15th Annual Conference of the International Speech Communication Association

September 14-18, 2014

A CRF-Based Approach to Automatic Disfluency Detection in a French Call-Centre Corpus

Camille Dutrey (1), Chloé Clavel (2), Sophie Rosset (3), Ioana Vasilescu (3), Martine Adda-Decker (3)

(1) EDF, France
(2) LTCI, France
(3) LIMSI, France

In this paper, we present a Conditional Random Field based approach for automatic detection of edit disfluencies in a conversational telephone corpus in French.
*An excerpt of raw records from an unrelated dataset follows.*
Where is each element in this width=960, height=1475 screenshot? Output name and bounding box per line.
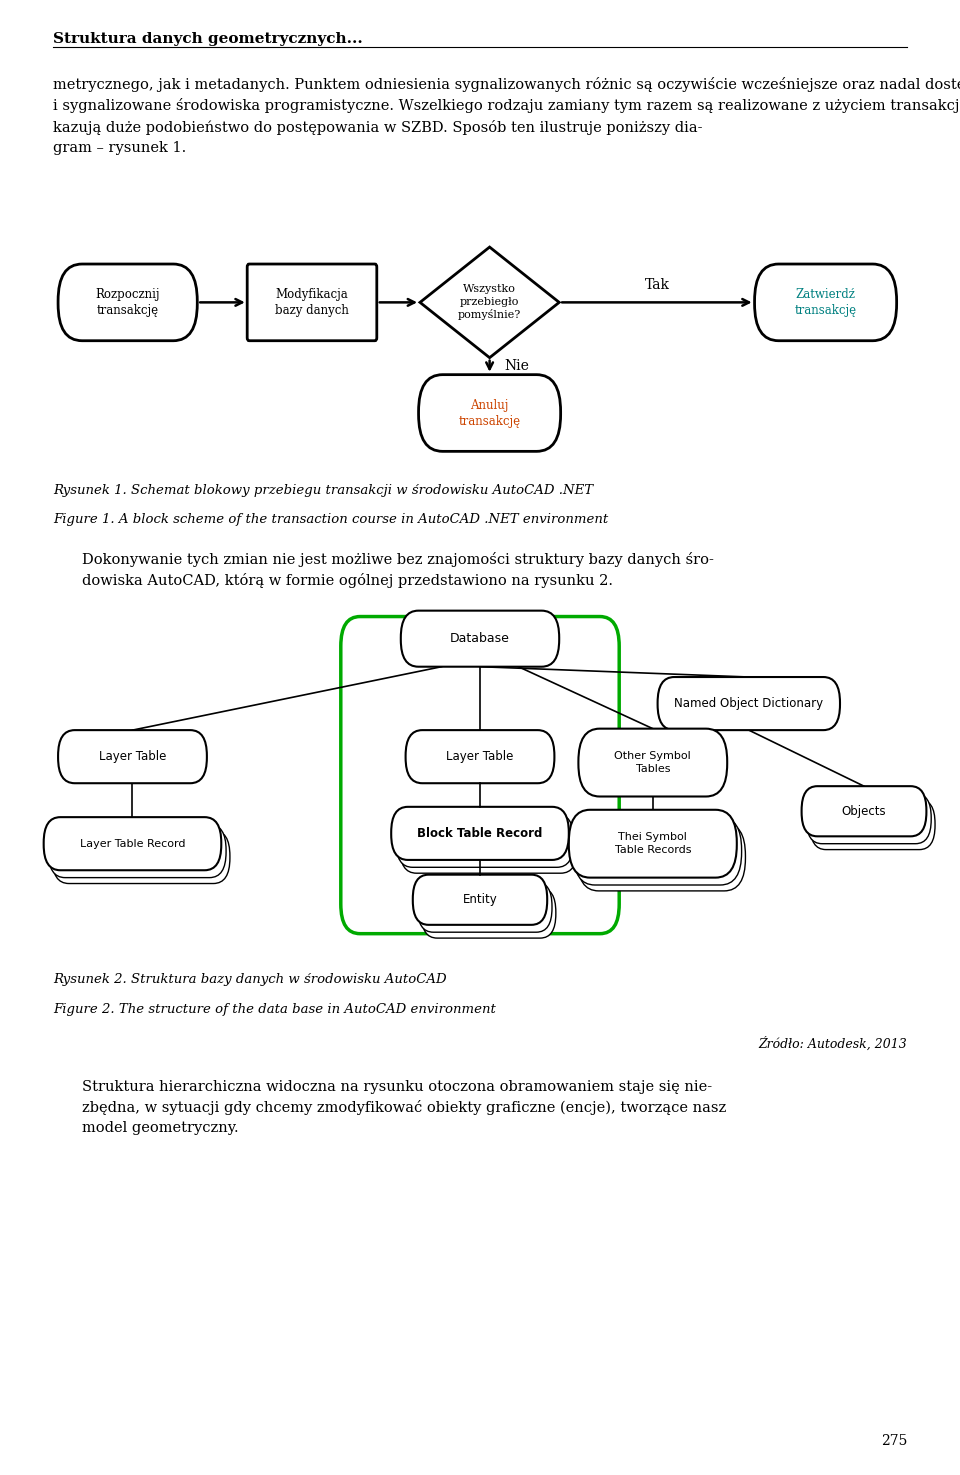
FancyBboxPatch shape	[421, 888, 556, 938]
FancyBboxPatch shape	[392, 807, 568, 860]
FancyBboxPatch shape	[419, 375, 561, 451]
FancyBboxPatch shape	[396, 814, 573, 867]
Text: Database: Database	[450, 633, 510, 645]
Text: Zatwierdź
transakcję: Zatwierdź transakcję	[795, 288, 856, 317]
Text: Layer Table: Layer Table	[99, 751, 166, 763]
FancyBboxPatch shape	[658, 677, 840, 730]
FancyBboxPatch shape	[53, 830, 230, 884]
Text: Layer Table: Layer Table	[446, 751, 514, 763]
Text: Źródło: Autodesk, 2013: Źródło: Autodesk, 2013	[758, 1037, 907, 1052]
Text: Rysunek 1. Schemat blokowy przebiegu transakcji w środowisku AutoCAD .NET: Rysunek 1. Schemat blokowy przebiegu tra…	[53, 484, 593, 497]
Text: Rysunek 2. Struktura bazy danych w środowisku AutoCAD: Rysunek 2. Struktura bazy danych w środo…	[53, 974, 446, 987]
FancyBboxPatch shape	[49, 825, 227, 878]
Polygon shape	[420, 246, 559, 357]
FancyBboxPatch shape	[418, 882, 552, 932]
Text: Figure 1. A block scheme of the transaction course in AutoCAD .NET environment: Figure 1. A block scheme of the transact…	[53, 513, 608, 527]
Text: Objects: Objects	[842, 805, 886, 817]
Text: Layer Table Record: Layer Table Record	[80, 839, 185, 848]
Text: Other Symbol
Tables: Other Symbol Tables	[614, 751, 691, 774]
Text: Thei Symbol
Table Records: Thei Symbol Table Records	[614, 832, 691, 855]
Text: Struktura danych geometrycznych...: Struktura danych geometrycznych...	[53, 32, 363, 46]
Text: Block Table Record: Block Table Record	[418, 827, 542, 839]
Text: Figure 2. The structure of the data base in AutoCAD environment: Figure 2. The structure of the data base…	[53, 1003, 495, 1016]
Text: Wszystko
przebiegło
pomyślnie?: Wszystko przebiegło pomyślnie?	[458, 285, 521, 320]
FancyBboxPatch shape	[806, 794, 931, 844]
FancyBboxPatch shape	[248, 264, 376, 341]
FancyBboxPatch shape	[413, 875, 547, 925]
FancyBboxPatch shape	[44, 817, 221, 870]
FancyBboxPatch shape	[341, 617, 619, 934]
Text: Tak: Tak	[644, 279, 669, 292]
FancyBboxPatch shape	[578, 823, 745, 891]
FancyBboxPatch shape	[399, 820, 577, 873]
FancyBboxPatch shape	[810, 799, 935, 850]
FancyBboxPatch shape	[400, 611, 559, 667]
Text: Modyfikacja
bazy danych: Modyfikacja bazy danych	[276, 288, 348, 317]
Text: Rozpocznij
transakcję: Rozpocznij transakcję	[95, 288, 160, 317]
Text: Entity: Entity	[463, 894, 497, 906]
FancyBboxPatch shape	[755, 264, 897, 341]
Text: Struktura hierarchiczna widoczna na rysunku otoczona obramowaniem staje się nie-: Struktura hierarchiczna widoczna na rysu…	[82, 1080, 726, 1136]
Text: 275: 275	[881, 1435, 907, 1448]
FancyBboxPatch shape	[568, 810, 737, 878]
Text: Nie: Nie	[504, 360, 529, 373]
Text: Dokonywanie tych zmian nie jest możliwe bez znajomości struktury bazy danych śro: Dokonywanie tych zmian nie jest możliwe …	[82, 552, 713, 589]
FancyBboxPatch shape	[59, 730, 207, 783]
Text: Named Object Dictionary: Named Object Dictionary	[674, 698, 824, 709]
FancyBboxPatch shape	[802, 786, 926, 836]
FancyBboxPatch shape	[578, 729, 728, 796]
FancyBboxPatch shape	[59, 264, 198, 341]
FancyBboxPatch shape	[574, 817, 741, 885]
FancyBboxPatch shape	[405, 730, 555, 783]
Text: metrycznego, jak i metadanych. Punktem odniesienia sygnalizowanych różnic są ocz: metrycznego, jak i metadanych. Punktem o…	[53, 77, 960, 155]
Text: Anuluj
transakcję: Anuluj transakcję	[459, 398, 520, 428]
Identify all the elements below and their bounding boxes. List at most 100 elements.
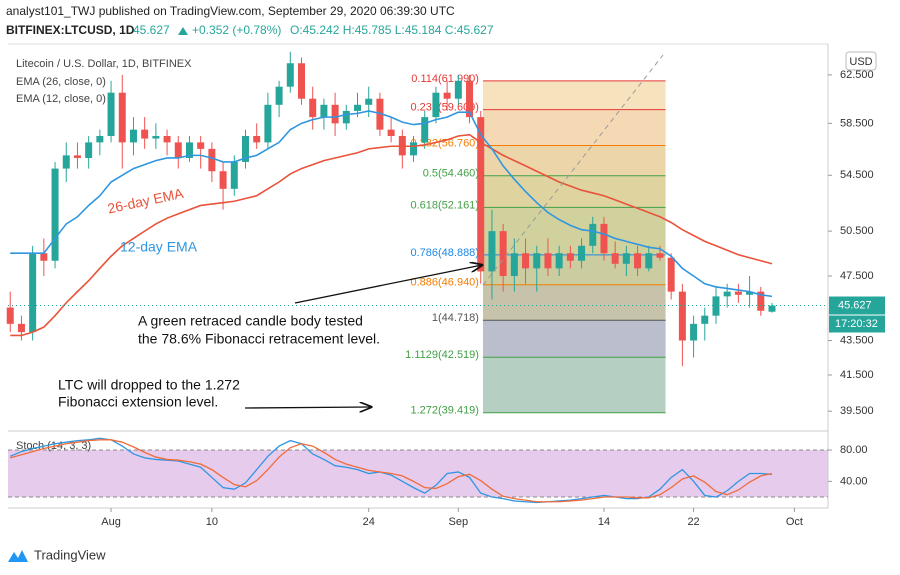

We define disfluency patterns using both linguistic and acoustic features to perform disfluency detection. Two related tasks are considered: the first task aims at detecting the disfluent speech portion proper or reparandum, i.e. the portion to be removed if we want to improve the readability of transcribed data ; in the second task, we aim at identifying also the corrected portion or repair which can be useful in follow-up discourse and dialogue analyses or in opinion mining. For these two tasks, we present comparative results as a function of the involved type of features (acoustic and/or linguistic). Generally speaking, best results are obtained by CRF models combining both acoustic and linguistic features.

Full Paper

Bibliographic reference.  Dutrey, Camille / Clavel, Chloé / Rosset, Sophie / Vasilescu, Ioana / Adda-Decker, Martine (2014): "A CRF-based approach to automatic disfluency detection in a French call-centre corpus", In INTERSPEECH-2014, 2897-2901.